We deleted several files that were no longer needed.

Configuration modifications

For transparency, we describe below the minor changes that were made to the configuration of the benchmark to fine tune the benchmark for the IPU.

Data pipeline

We removed random rotations because they did not improve performance, reduced data throughput, and had issues with autograph.

Additionally, we made sure samples are not randomly reduced by 50% or randomised. This part of the implementation created a very slow data pipeline and is not necessary. When the data is stored, it is already randomised. So for the data reduction, a smaller number of training steps could be used instead.

Training length

The whole dataset roughly needs 1000 steps for one episode. Whereas the original implementation iterated only over 50% of the data which is equivalent to 500 steps, we use around 1500. This number is optimised to ensure that training and evaluation takes as much time as selfplay.
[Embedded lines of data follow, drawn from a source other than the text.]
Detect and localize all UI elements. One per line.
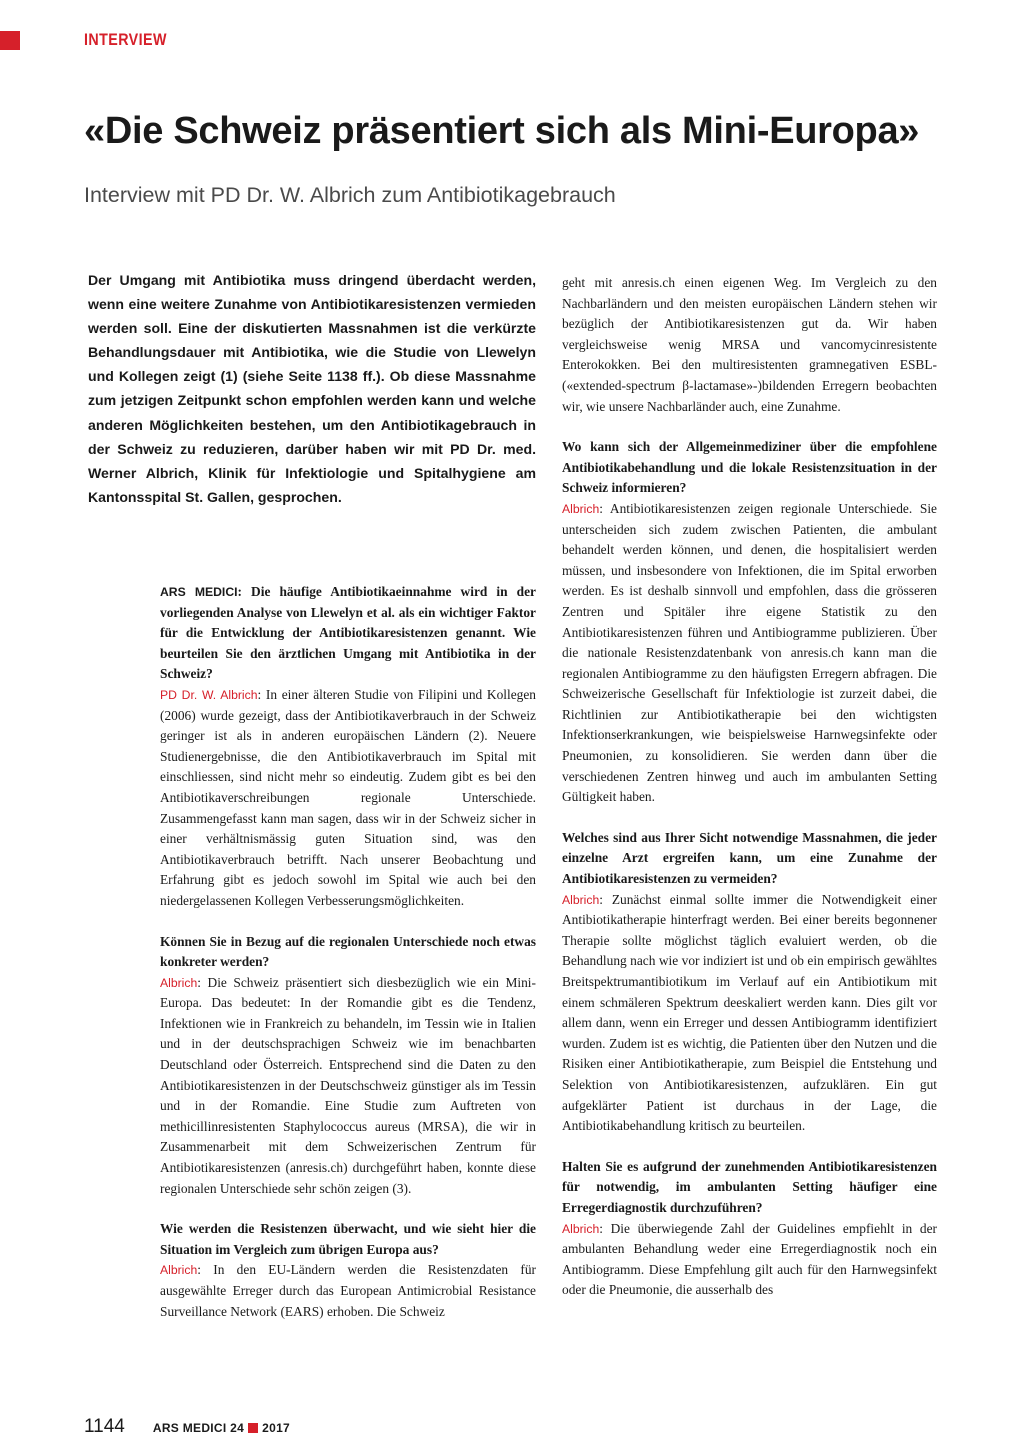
answer-3	[160, 1260, 536, 1322]
right-column	[562, 273, 937, 1301]
interviewee-label: PD Dr. W. Albrich	[160, 687, 258, 702]
article-title: «Die Schweiz präsentiert sich als Mini-Europa»	[84, 110, 920, 152]
answer-6-text: : Die überwiegende Zahl der Guidelines empfiehlt in der ambulanten Behandlung weder eine Erregerdiagnostik noch ein Antibiogramm. Diese Empfehlung gilt auch für den Harnwegsinfekt oder die Pneumonie, die ausserhalb des	[562, 1220, 937, 1298]
section-label: INTERVIEW	[84, 30, 167, 49]
section-marker-square	[0, 31, 20, 50]
journal-issue	[153, 1421, 290, 1435]
question-2: Können Sie in Bezug auf die regionalen Unterschiede noch etwas konkreter werden?	[160, 933, 536, 970]
lead-paragraph: Der Umgang mit Antibiotika muss dringend überdacht werden, wenn eine weitere Zunahme von Antibiotikaresistenzen vermieden werden soll. Eine der diskutierten Massnahmen ist die verkürzte Behandlungsdauer mit Antibiotika, wie die Studie von Llewelyn und Kollegen zeigt (1) (siehe Seite 1138 ff.). Ob diese Massnahme zum jetzigen Zeitpunkt schon empfohlen werden kann und welche anderen Möglichkeiten bestehen, um den Antibiotikagebrauch in der Schweiz zu reduzieren, darüber haben wir mit PD Dr. med. Werner Albrich, Klinik für Infektiologie und Spitalhygiene am Kantonsspital St. Gallen, gesprochen.	[88, 272, 536, 505]
journal-name: ARS MEDICI 24	[152, 1421, 245, 1435]
answer-3-continued: geht mit anresis.ch einen eigenen Weg. Im Vergleich zu den Nachbarländern und den meisten europäischen Ländern stehen wir bezüglich der Antibiotikaresistenzen gut da. Wir haben vergleichsweise wenig MRSA und vancomycinresistente Enterokokken. Bei den multiresistenten gramnegativen ESBL- («extended-spectrum β-lactamase»-)bildenden Erregern beobachten wir, wie unsere Nachbarländer auch, eine Zunahme.	[562, 275, 937, 414]
journal-year: 2017	[262, 1421, 291, 1435]
question-1	[160, 582, 536, 685]
answer-2	[160, 973, 536, 1200]
answer-5-text: : Zunächst einmal sollte immer die Notwendigkeit einer Antibiotikatherapie hinterfragt werden. Bei einer bereits begonnener Therapie sollte möglichst täglich evaluiert werden, ob die Behandlung nach wie vor indiziert ist und ob ein empirisch gewähltes Breitspektrumantibiotikum im Verlauf auf ein Antibiotikum mit einem schmäleren Spektrum deeskaliert werden kann. Dies gilt vor allem dann, wenn ein Erreger und dessen Antibiogramm identifiziert wurden. Zudem ist es wichtig, die Patienten über den Nutzen und die Risiken einer Antibiotikatherapie, zum Beispiel die Entstehung und Selektion von Antibiotikaresistenzen, aufzuklären. Ein gut aufgeklärter Patient ist durchaus in der Lage, die Antibiotikabehandlung kritisch zu beurteilen.	[562, 891, 937, 1134]
page-number: 1144	[84, 1416, 125, 1437]
footer-separator-square	[248, 1423, 258, 1433]
page-footer	[84, 1416, 290, 1438]
interviewee-label: Albrich	[160, 975, 198, 990]
answer-2-text: : Die Schweiz präsentiert sich diesbezüglich wie ein Mini-Europa. Das bedeutet: In der Romandie gibt es die Tendenz, Infektionen wie in Frankreich zu behandeln, im Tessin wie in Italien und in der deutschsprachigen Schweiz wie im benachbarten Deutschland oder Österreich. Entsprechend sind die Daten zu den Antibiotikaresistenzen in der Deutschschweiz günstiger als im Tessin und in der Romandie. Eine Studie zum Auftreten von methicillinresistenten Staphylococcus aureus (MRSA), die wir in Zusammenarbeit mit dem Schweizerischen Zentrum für Antibiotikaresistenzen (anresis.ch) durchgeführt haben, konnte diese regionalen Unterschiede sehr schön zeigen (3).	[160, 974, 536, 1196]
interviewer-label: ARS MEDICI	[160, 585, 238, 599]
question-1-text: : Die häufige Antibiotikaeinnahme wird in der vorliegenden Analyse von Llewelyn et al. als ein wichtiger Faktor für die Entwicklung der Antibiotikaresistenzen genannt. Wie beurteilen Sie den ärztlichen Umgang mit Antibiotika in der Schweiz?	[160, 584, 536, 682]
answer-1	[160, 685, 536, 912]
answer-3-text: : In den EU-Ländern werden die Resistenzdaten für ausgewählte Erreger durch das European Antimicrobial Resistance Surveillance Network (EARS) erhoben. Die Schweiz	[160, 1262, 536, 1319]
article-subtitle: Interview mit PD Dr. W. Albrich zum Antibiotikagebrauch	[84, 183, 616, 207]
answer-4-text: : Antibiotikaresistenzen zeigen regionale Unterschiede. Sie unterscheiden sich zudem zwischen Patienten, die ambulant behandelt werden können, und denen, die hospitalisiert werden müssen, und insbesondere von Infektionen, die im Spital erworben werden. Es ist deshalb sinnvoll und empfohlen, dass die grösseren Zentren und Spitäler ihre eigene Statistik zu den Antibiotikaresistenzen führen und Antibiogramme publizieren. Über die nationale Resistenzdatenbank von anresis.ch kann man die regionalen Antibiogramme zu den häufigsten Erregern abfragen. Die Schweizerische Gesellschaft für Infektiologie ist zurzeit dabei, die Richtlinien zur Antibiotikatherapie bei den wichtigsten Infektionserkrankungen, wie beispielsweise Harnwegsinfekte oder Pneumonien, zu konsolidieren. Sie werden dann über die verschiedenen Zentren hinweg und auch im ambulanten Setting Gültigkeit haben.	[562, 500, 937, 805]
interviewee-label: Albrich	[562, 501, 600, 516]
answer-6	[562, 1219, 937, 1301]
answer-1-text: : In einer älteren Studie von Filipini und Kollegen (2006) wurde gezeigt, dass der Antibiotikaverbrauch in der Schweiz geringer ist als in anderen europäischen Ländern (2). Neuere Studienergebnisse, die den Antibiotikaverbrauch im Spital mit einschliessen, sind nicht mehr so eindeutig. Zudem gibt es bei den Antibiotikaverschreibungen regionale Unterschiede. Zusammengefasst kann man sagen, dass wir in der Schweiz sicher in einer verhältnismässig guten Situation sind, was den Antibiotikaverbrauch betrifft. Nach unserer Beobachtung und Erfahrung gibt es jedoch sowohl im Spital wie auch bei den niedergelassenen Kollegen Verbesserungsmöglichkeiten.	[160, 686, 536, 908]
question-4: Wo kann sich der Allgemeinmediziner über die empfohlene Antibiotikabehandlung und die lokale Resistenzsituation in der Schweiz informieren?	[562, 439, 937, 496]
answer-5	[562, 890, 937, 1137]
interviewee-label: Albrich	[562, 1221, 600, 1236]
interviewee-label: Albrich	[160, 1263, 198, 1278]
answer-4	[562, 499, 937, 808]
left-column	[160, 582, 536, 1322]
question-6: Halten Sie es aufgrund der zunehmenden Antibiotikaresistenzen für notwendig, im ambulanten Setting häufiger eine Erregerdiagnostik durchzuführen?	[562, 1158, 937, 1215]
question-3: Wie werden die Resistenzen überwacht, und wie sieht hier die Situation im Vergleich zum übrigen Europa aus?	[160, 1221, 536, 1257]
interviewee-label: Albrich	[562, 892, 600, 907]
question-5: Welches sind aus Ihrer Sicht notwendige Massnahmen, die jeder einzelne Arzt ergreifen kann, um eine Zunahme der Antibiotikaresistenzen zu vermeiden?	[562, 829, 937, 887]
Due to data caching, the IPU training can benefit at least partially from better data throughput.

Due to the optimal use of training, convergence is almost guaranteed, and the validation step in the original implementation can be skipped.

Similar adaptions have been made in the original competition.

Batch sizes

For training, we used a batch size of 32 to ensure that the whole training happens within the IPU without external communication.

For inference, we made sure that the batch size is not adapted to the data input but is fixed. Otherwise different IPU code would have been required and loading this code would have slowed down inference. The maximum batch size can be precalculated by multiplying the number of parallel games by the number of virtual losses (8), divided by the number of IPUs that the data is distributed on, and divided by the number of parallel workers (2).

Loop iterations

We reduced the total number of loop iterations, since convergence happened much earlier. This does not affect the time measurement.